This one is real according to multiple sources we have. And the fact that its in the XPS line implies that the build quality and feature set should be several notches above the rest of their consumer systems.
MS has always positioned the Surface Pro as a premium device, but as one with a very good TCO story and this has the potential to be the same. That is unless they price it even higher than MS prices the Surface Pro.
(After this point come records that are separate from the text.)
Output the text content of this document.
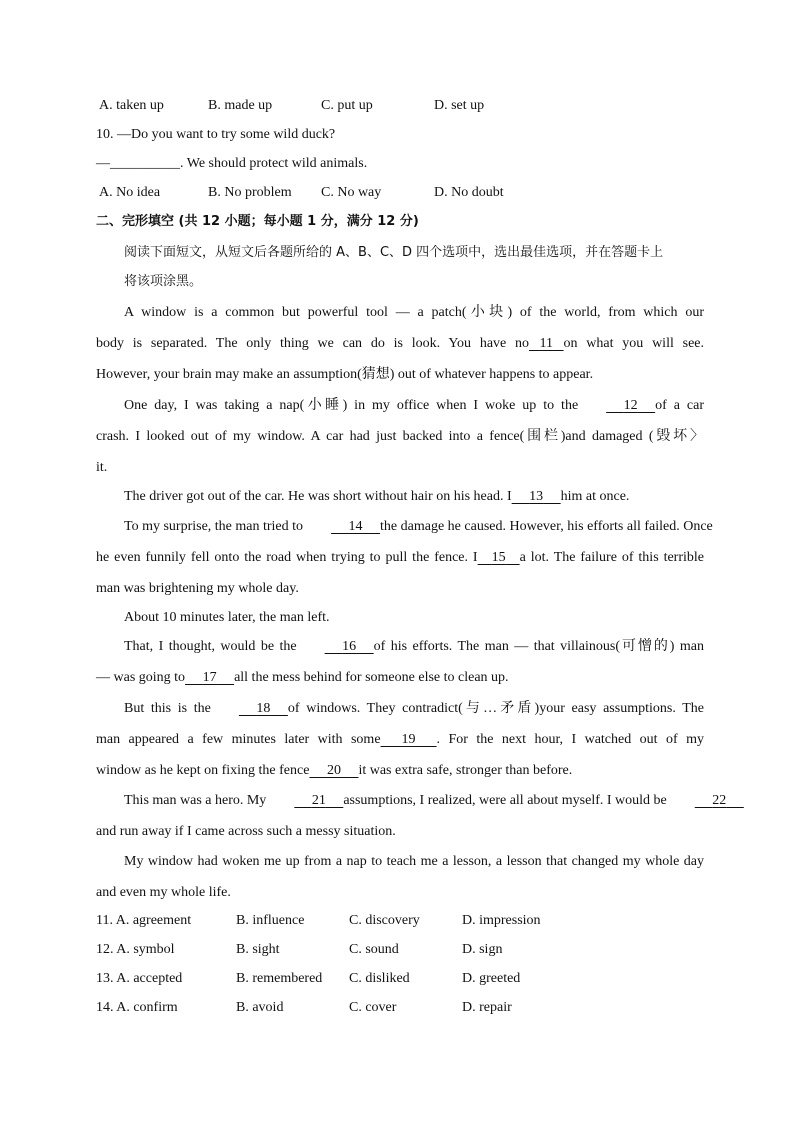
A. taken up	B. made up	C. put up	D. set up
10. —Do you want to try some wild duck?
—__________. We should protect wild animals.
A. No idea	B. No problem C. No way	D. No doubt
二、完形填空 (共 12 小题；每小题 1 分，满分 12 分)
阅读下面短文，从短文后各题所给的 A、B、C、D 四个选项中，选出最佳选项，并在答题卡上
将该项涂黑。
A window is a common but powerful tool — a patch(小块) of the world, from which our
body is separated. The only thing we can do is look. You have no 11 on what you will see.
However, your brain may make an assumption(猜想) out of whatever happens to appear.
One day, I was taking a nap(小睡) in my office when I woke up to the	12 of a car
crash. I looked out of my window. A car had just backed into a fence(围栏)and damaged (毁坏〉
it.
The driver got out of the car. He was short without hair on his head. I 13 him at once.
To my surprise, the man tried to	14 the damage he caused. However, his efforts all failed. Once
he even funnily fell onto the road when trying to pull the fence. I 15 a lot. The failure of this terrible
man was brightening my whole day.
About 10 minutes later, the man left.
That, I thought, would be the	16 of his efforts. The man — that villainous(可憎的) man
— was going to 17 all the mess behind for someone else to clean up.
But this is the	18 of windows. They contradict(与…矛盾)your easy assumptions. The
man appeared a few minutes later with some 19 . For the next hour, I watched out of my
window as he kept on fixing the fence 20 it was extra safe, stronger than before.
This man was a hero. My	21 assumptions, I realized, were all about myself. I would be	22
and run away if I came across such a messy situation.
My window had woken me up from a nap to teach me a lesson, a lesson that changed my whole day
and even my whole life.
11. A. agreement	B. influence	C. discovery	D. impression
12. A. symbol	B. sight	C. sound	D. sign
13. A. accepted	B. remembered C. disliked	D. greeted
14. A. confirm	B. avoid	C. cover	D. repair
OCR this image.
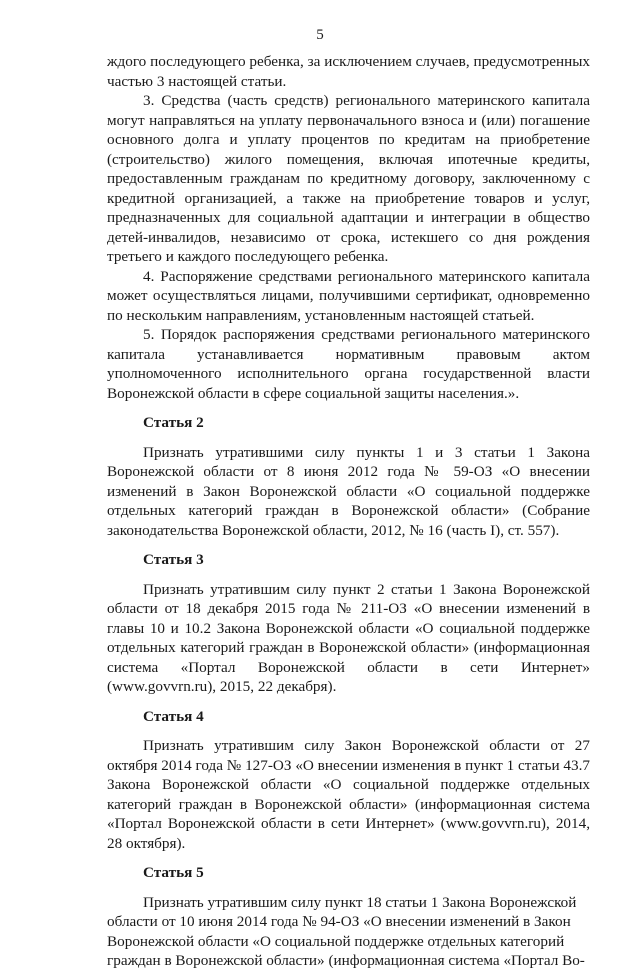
5

ждого последующего ребенка, за исключением случаев, предусмотренных частью 3 настоящей статьи.

3. Средства (часть средств) регионального материнского капитала могут направляться на уплату первоначального взноса и (или) погашение основного долга и уплату процентов по кредитам на приобретение (строительство) жилого помещения, включая ипотечные кредиты, предоставленным гражданам по кредитному договору, заключенному с кредитной организацией, а также на приобретение товаров и услуг, предназначенных для социальной адаптации и интеграции в общество детей-инвалидов, независимо от срока, истекшего со дня рождения третьего и каждого последующего ребенка.

4. Распоряжение средствами регионального материнского капитала может осуществляться лицами, получившими сертификат, одновременно по нескольким направлениям, установленным настоящей статьей.

5. Порядок распоряжения средствами регионального материнского капитала устанавливается нормативным правовым актом уполномоченного исполнительного органа государственной власти Воронежской области в сфере социальной защиты населения.».

Статья 2

Признать утратившими силу пункты 1 и 3 статьи 1 Закона Воронежской области от 8 июня 2012 года № 59-ОЗ «О внесении изменений в Закон Воронежской области «О социальной поддержке отдельных категорий граждан в Воронежской области» (Собрание законодательства Воронежской области, 2012, № 16 (часть I), ст. 557).

Статья 3

Признать утратившим силу пункт 2 статьи 1 Закона Воронежской области от 18 декабря 2015 года № 211-ОЗ «О внесении изменений в главы 10 и 10.2 Закона Воронежской области «О социальной поддержке отдельных категорий граждан в Воронежской области» (информационная система «Портал Воронежской области в сети Интернет» (www.govvrn.ru), 2015, 22 декабря).

Статья 4

Признать утратившим силу Закон Воронежской области от 27 октября 2014 года № 127-ОЗ «О внесении изменения в пункт 1 статьи 43.7 Закона Воронежской области «О социальной поддержке отдельных категорий граждан в Воронежской области» (информационная система «Портал Воронежской области в сети Интернет» (www.govvrn.ru), 2014, 28 октября).

Статья 5

Признать утратившим силу пункт 18 статьи 1 Закона Воронежской области от 10 июня 2014 года № 94-ОЗ «О внесении изменений в Закон Воронежской области «О социальной поддержке отдельных категорий граждан в Воронежской области» (информационная система «Портал Во-
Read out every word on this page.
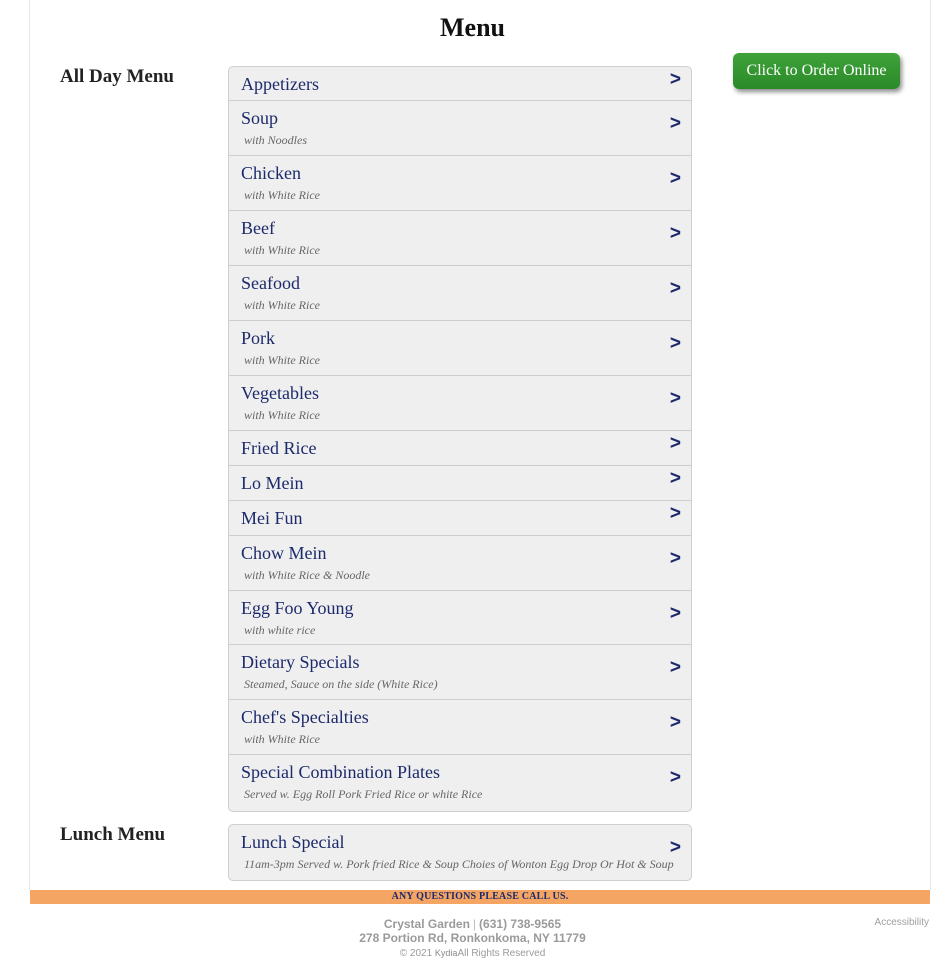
Menu
All Day Menu	Click to Order Online
Appetizers	>
Soup
with Noodles
>
Chicken
with White Rice
>
Beef
with White Rice
>
Seafood
with White Rice
>
Pork
with White Rice
>
Vegetables
with White Rice
>
Fried Rice	>
Lo Mein	>
Mei Fun	>
Chow Mein
with White Rice & Noodle
>
Egg Foo Young
with white rice
>
Dietary Specials
Steamed, Sauce on the side (White Rice)
>
Chef's Specialties
with White Rice
>
Special Combination Plates
Served w. Egg Roll Pork Fried Rice or white Rice
>
Lunch Menu	Lunch Special
11am-3pm Served w. Pork fried Rice & Soup Choies of Wonton Egg Drop Or Hot & Soup
>
ANY QUESTIONS PLEASE CALL US.
Crystal Garden | (631) 738-9565
278 Portion Rd, Ronkonkoma, NY 11779
© 2021 KydiaAll Rights Reserved
Accessibility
Yeah if it was OLED, it would be a killer device. OTOH a 3:2 OLED in that size doesn’t seem to be available from any of the OEMs we have access to. It is possible though they have contracted with somebody like Samsung on at least a short term exclusive
Interesting, I hadn’t had a chance to delve in to the specific specs. I think by far the biggest factor is if they run it at 28 watt TDP or 9 watt TDP.
If they do the former, it may real world be somewhat competitive with the Pro 8 because the Pro 8 processor rarely/only briefly runs at top speed due to thermals, but if they constrain it to 9 watts if will make the Pro X look speedy.
It’s a bit bigger of a gap this generation due to the differences in P core count. The -U series has just 2 big or performance (P) cores whereas the -P series has 6 big or performance (P) cores. The bulk of the multicore performance, just as it is on the desktop models, weighs heavily on how many P cores are in the mix. The -U series seems to have become a rebranding of the -Y series, what originally was Core M series. Meanwhile, the -P series is the new U series for all intents and purposes. Given that the Surface line has used the -U series and -P is now effectively filling that void, I would not be the least bit surprised if -P series Raptor Lake is what the Surface Pro 9 will use.
FWIW, NotebookCheck think the two options are 15W.
the tablet will be available with a choice between the Core i5-1230U and the Core i7-1250U, two 15 W processors that Dell uses in the new XPS 13 9315 too. For some reason, Dell has settled on LPDDR4x-4266 RAM for the XPS 13 2-in-1 though, not the LPDDR5-5200 RAM found in the XPS 13 9315.
That 's why I said “real world” , maybe should have bolded it. Unfortunately we are still in the case where most real workloads are barely optimized for two cores, let alone 4 or 8.
Artificial benchmarks absolutely but our test workloads which of course don’t apply to everyone, tell a different story.
I’m not arguing per se with your point, just that we are in the age where benchmarks are very much picked/manipulated to tell the story someone wants told. And as you know by now, I’m a huge benchmark skeptic (in the interest of full disclosure)
PS: something we have observed which hasn’t been adequately captured in any benchmark we’ve seen is how much more efficiently all the 12th gen chips, turbo up and then turbo down. And unfortunately as well some of the thermal management systems haven’t been updated to deal with that optimally either which is why you are hearing anecdotes about how “hot” 12th gen chips run.
That folio reminds me way too much of the original Galaxy Book 12, which later morphed to a proper kickstand. And wat’s with a glass back - I know it prevents signal interference, but aren’t these things at enough of a breakage risk without full glass casing front and back?